VW Golf GTD-20

Volkswagen might have more trouble to deal with if this goes through. According to a Reuters report, a committee of lawmakers has urged Britain to consider prosecuting VW over the “dieselgate” emissions scandal, accusing the government of being too slow to decide whether Wolfsburg broke the law.

Europe’s biggest carmaker admitted last September to cheating in US diesel emissions tests, which led to the departure of strongman CEO Martin Winterkorn and a battering of its shares and reputation. In the UK, 1.2 million cars were fitted with defeat devices but in April, a British transport minister said the firm had yet to fix any cars. That contradicted VW, which said that it had started making some software modifications.

Earlier today, Britain’s transport select committee, whose conclusions are not binding on the government, said VW should be punished to avoid a repeat of the scandal. “Without proper sanctions against manufacturers that cheat, there is little to stop a similar scandal from happening again,” it said in statement.
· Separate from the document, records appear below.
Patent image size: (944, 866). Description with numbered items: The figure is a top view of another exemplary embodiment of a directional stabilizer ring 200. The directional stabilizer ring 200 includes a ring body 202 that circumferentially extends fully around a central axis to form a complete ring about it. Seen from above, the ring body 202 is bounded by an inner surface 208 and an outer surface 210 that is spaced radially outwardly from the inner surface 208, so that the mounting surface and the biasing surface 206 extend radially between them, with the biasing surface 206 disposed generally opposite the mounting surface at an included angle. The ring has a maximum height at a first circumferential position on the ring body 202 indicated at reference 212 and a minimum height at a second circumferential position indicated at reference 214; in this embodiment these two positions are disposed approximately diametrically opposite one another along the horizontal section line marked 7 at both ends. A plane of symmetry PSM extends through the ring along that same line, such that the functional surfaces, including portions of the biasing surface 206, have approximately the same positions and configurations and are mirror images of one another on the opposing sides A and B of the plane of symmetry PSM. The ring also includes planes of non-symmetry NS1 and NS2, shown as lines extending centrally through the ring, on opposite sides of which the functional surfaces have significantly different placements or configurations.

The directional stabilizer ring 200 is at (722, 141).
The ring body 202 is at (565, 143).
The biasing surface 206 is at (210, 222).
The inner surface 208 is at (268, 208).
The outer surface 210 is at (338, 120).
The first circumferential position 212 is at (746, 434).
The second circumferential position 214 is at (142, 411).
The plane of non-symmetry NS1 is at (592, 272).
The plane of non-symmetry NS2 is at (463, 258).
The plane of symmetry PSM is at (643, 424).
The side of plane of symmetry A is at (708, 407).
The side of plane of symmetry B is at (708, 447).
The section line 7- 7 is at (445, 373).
VW said that it was working hard to fix all of the affected vehicles in Britain. “Close to 50,000 vehicles in the UK have now received the technical measure, a number which will continue to increase as further vehicles’ technical measures are developed,” the German carmaker said in a statement.

Volkswagen Golf GTD

Committee chairwoman Louise Ellman also called on Britain’s vehicle approval regulator, the Vehicle Certification Agency (VCA), to ensure that the solution proposed by VW will not lead to increased costs for vehicle owners at a later stage.

“We are concerned that VW’s fix was developed at the lowest possible cost which might lead to increased costs for motorists down the line. The VCA must make scrutinising manufacturers for non-compliance and questionable practices its first priority,” she said.

Earlier this month, VW said that Europe won’t be getting anything like the US$15 billion compensation package that it is offering to US customers to as settlement for the scandal. CEO Matthias Müller was quoted saying that a similar settlement would be inappropriate and unaffordable.

“We have a different situation here (in Europe),” he said, adding that while VW was on a solid financial footing, replicating the US deal in Europe would be tough for Wolfsburg to cope with financially. “You don’t have to be a mathematician to realise that compensation at arbitrarily high levels would overwhelm Volkswagen.”